钟离媚一行人终于在八月二十八当天午后赶到了西都城郊的折梅庄。正值初秋时节,道路两旁的合欢花开的正好,花香清淡,随风徐徐飘来,惑人心意。
元宝和金条似乎对折梅庄颇为熟悉,刚拐进山道,它们就带着珍珠撒欢似的跑走了。
华季荣远远的迎了出来,见到钟离媚与殷见深并肩走在一起,立时欲言又止的转了话头,“大小姐,淮侯已经先一步赶往西都。金城和凉城那边华季苹和华季芸也已经带人打点完毕。一切准备就绪,只等九月初一招亲开始。

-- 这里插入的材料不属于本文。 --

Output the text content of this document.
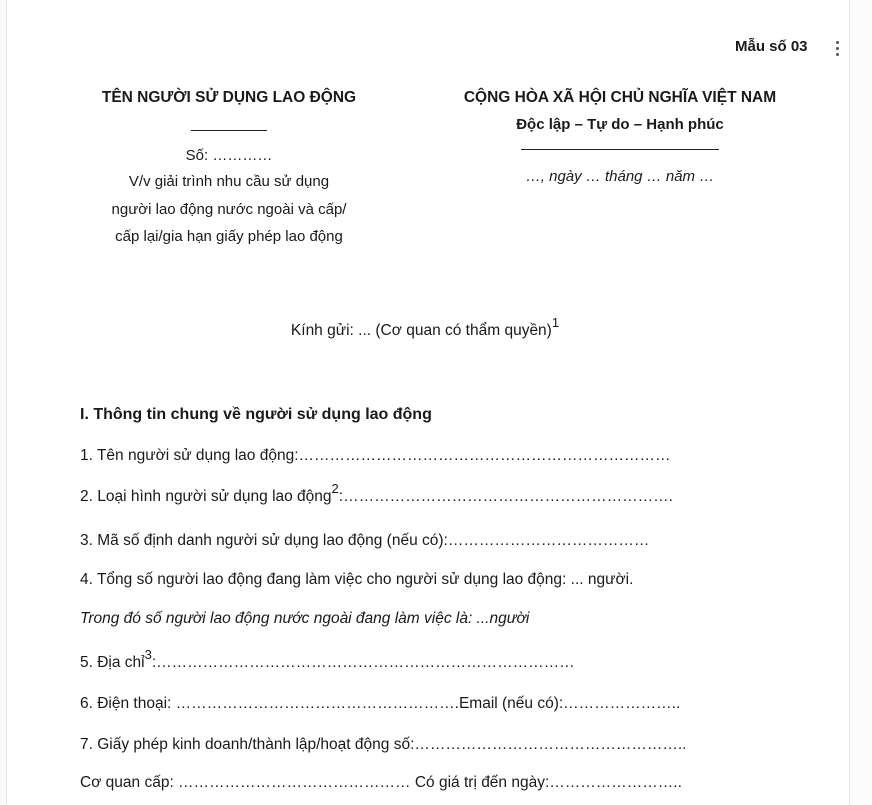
Mẫu số 03
TÊN NGƯỜI SỬ DỤNG LAO ĐỘNG
Số: …………
V/v giải trình nhu cầu sử dụng
người lao động nước ngoài và cấp/
cấp lại/gia hạn giấy phép lao động
CỘNG HÒA XÃ HỘI CHỦ NGHĨA VIỆT NAM
Độc lập – Tự do – Hạnh phúc
…, ngày … tháng … năm …
Kính gửi: ... (Cơ quan có thẩm quyền)$^1$
I. Thông tin chung về người sử dụng lao động
1. Tên người sử dụng lao động:………………………………………………………………
2. Loại hình người sử dụng lao động$^2$:……………………………………………………….
3. Mã số định danh người sử dụng lao động (nếu có):…………………………………
4. Tổng số người lao động đang làm việc cho người sử dụng lao động: ... người.
Trong đó số người lao động nước ngoài đang làm việc là: ...người
5. Địa chỉ$^3$:………………………………………………………………………
6. Điện thoại: ……………………………………………….Email (nếu có):…………………..
7. Giấy phép kinh doanh/thành lập/hoạt động số:……………………………………………..
Cơ quan cấp: ……………………………………… Có giá trị đến ngày:……………………..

”
“我爹知道西都的事情吗?”钟离媚看出华季荣一个劲儿的瞄着殷见深,直觉他有话要对自己说,便把钟离霆推了出去,脚下加快了步子。
华季荣随着她的脚步往前赶,“侯爷还在闭关,应该尚不知情。可府里的几位夫人已经议论的不成样子。”
“我爹大约什么时候出关?”
“原定是在十一月下旬,估计不会提前。”闻言她暗自松了口气,等老爷子出关,西都的事情早已了结。到时怎么解释,还不全凭自己嘛!
紧接着华季荣又禀奏了些别的,偷眼望见钟离霆正骑在殷见深肩头够树梢的合欢花,便低声说道,“大小姐,贵客已到。您打算什么时候见?”
“初五吧,初五我去见他。”钟离媚步伐一顿,不自觉地握紧了手掌,“他随行带了几个人?他……还好吗?”
“他随行只带了一个小童。人比之前精神多了,就是……”
钟离媚心下一紧,侧过脸紧声问道,“就是什么?”
看她变了脸色,华季荣赶忙解释,“他跟换了个人似的。要不是属下见过,当真不敢认。”
“原来是这样。”一心向道的话,心境和气度总会跟从前相去甚远,别说华季荣,可能连自己见了他都会大吃一惊。
五年前的岐伯涤泺震怒的情景历历在目,华季荣隐隐有些担心,“大小姐,要是宏王殿下夺魁,您打算怎么跟侯爷交代?毕竟从前为了殷见清,您就差点儿被逐出家门,这回恐怕没那么好过关。”
“先瞒住我爹。至于怎么跟老爷子解释,我还要再想想。”
钟离媚最大的担心不是殷见深夺魁以后的事情,而是父亲知情后的反应。按照家规,岐伯府的任何人不允许与殷周皇室通婚、结交。一经发现,重则处死,轻则逐出家门。